暑邪<六淫>
暑は夏季の主気であり、火熱の気から生じるものである。暑邪による発病は明らかに季節性があり、盛夏(夏の盛り)だけに見られ、ほぼ夏至から立秋までに発生する。
また、暑邪は外邪だけに限られ、「内暑」はないと考えられている。
暑邪の性質と発病の特徴
暑邪による発病には特定の季節性がある。2種類の病態がある。
- 暑熱の環境によって生じる日射病、熱射病などの「中暑」。
- 暑い時期にみられる外感病で習慣的に「暑病」といわれ るもの。
熱い気候には2つの特徴があり、炎熱と潮湿である。したがって、暑邪による病変には「暑熱」と「暑湿」の症候がよくみられる。
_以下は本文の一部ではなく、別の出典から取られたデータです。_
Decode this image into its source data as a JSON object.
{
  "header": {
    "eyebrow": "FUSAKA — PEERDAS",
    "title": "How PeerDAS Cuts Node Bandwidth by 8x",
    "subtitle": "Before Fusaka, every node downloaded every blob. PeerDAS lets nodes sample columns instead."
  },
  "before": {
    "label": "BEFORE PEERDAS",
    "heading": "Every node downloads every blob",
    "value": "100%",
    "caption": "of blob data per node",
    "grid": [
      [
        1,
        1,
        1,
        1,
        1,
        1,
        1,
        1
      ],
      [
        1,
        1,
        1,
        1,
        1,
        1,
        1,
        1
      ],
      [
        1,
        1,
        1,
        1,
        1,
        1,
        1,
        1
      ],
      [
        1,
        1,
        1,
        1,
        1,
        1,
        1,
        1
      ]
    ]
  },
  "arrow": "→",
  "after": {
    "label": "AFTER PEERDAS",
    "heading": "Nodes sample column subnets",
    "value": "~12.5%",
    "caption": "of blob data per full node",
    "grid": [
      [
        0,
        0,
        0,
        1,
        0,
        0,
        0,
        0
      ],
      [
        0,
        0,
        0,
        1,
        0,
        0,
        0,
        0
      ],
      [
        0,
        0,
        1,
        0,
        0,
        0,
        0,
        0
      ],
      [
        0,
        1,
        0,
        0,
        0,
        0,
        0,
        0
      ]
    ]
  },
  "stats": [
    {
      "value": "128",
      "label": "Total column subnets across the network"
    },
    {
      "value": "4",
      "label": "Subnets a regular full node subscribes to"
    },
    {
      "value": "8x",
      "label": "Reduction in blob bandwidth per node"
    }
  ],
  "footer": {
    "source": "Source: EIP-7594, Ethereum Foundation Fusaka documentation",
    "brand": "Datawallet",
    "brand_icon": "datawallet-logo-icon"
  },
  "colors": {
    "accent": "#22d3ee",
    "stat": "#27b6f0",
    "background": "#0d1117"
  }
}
人体が暑邪に襲われると、高熱・顔面紅潮・大量発汗・口渇・脈数洪大(振幅が大きく速い脈象)などの激しい熱症状があらわれる。 暑邪は人体の皮毛やそう理を開き、津液を消耗させて、身熱・大量発汗・口渇して飲食を欲する・尿赤短少(量の少ない赤い小便が出る)などの症状を示す。
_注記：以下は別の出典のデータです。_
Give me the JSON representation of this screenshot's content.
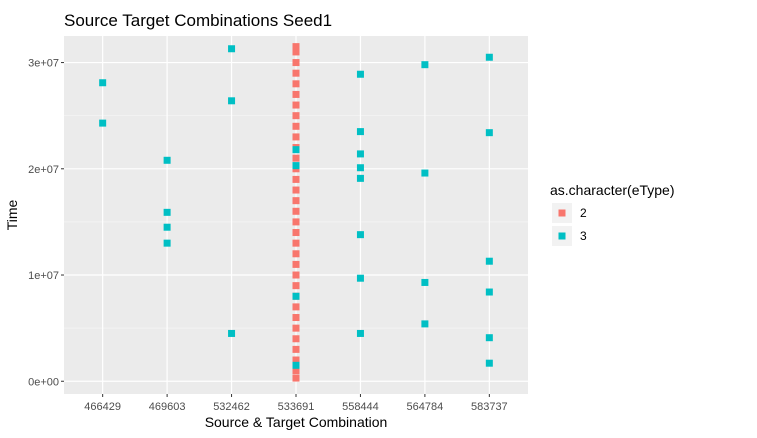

また、津液の蒸発が激しいと、気も津液につられて漏れ出してしまうため、気短(呼吸が短促してとぎれとぎれになる)や乏力(気力が萎える)などの症状があらわれるほか、激しい場合は脱水症状を伴って突然混迷し、昏睡に陥って意識不明となることもある。
暑は「陽邪」その性は炎熱
暑は盛夏の時期に、火熱の気から生じるものであり、陽邪である。炎熱という特性があり、暑邪により起こる病には、高熱、面赤、大汗、煩渇、脈洪数大などの火熱が盛んであるために起こる症状がよく現れる。
その性は昇散、気、津を損傷しやすい
暑は陽熱の邪であり、陽には昇散という特性がある。したがって、暑邪が人体を侵襲するときは、これが作用して腠理が開くと汗が多く出る。また、汗が出すぎると津液を消耗するが、気が津とともに出てしまって気津両傷になる。
身熱、多汗、口渇、喜飲(飲み物を欲しがる)、気短(呼吸促迫)、乏力(無力)などの症状が現れる。
暑邪が心包に侵入すると、突然の昏倒、不省人事、四肢の痙攣などが起こる。
湿邪を伴いやすい
暑季の気候は、炎熱する以外に、雨が多く、湿度が高い。人体が暑邪を受けるときには、しばしば湿邪を伴い、湿邪挟雑証を形成する。
その特徴は、身熱不揚や口渇などの暑による症状だけでなく、四肢の倦怠感、胸悶、悪心、嘔吐、下痢などの湿阻(湿の停滞)による症状が現れる。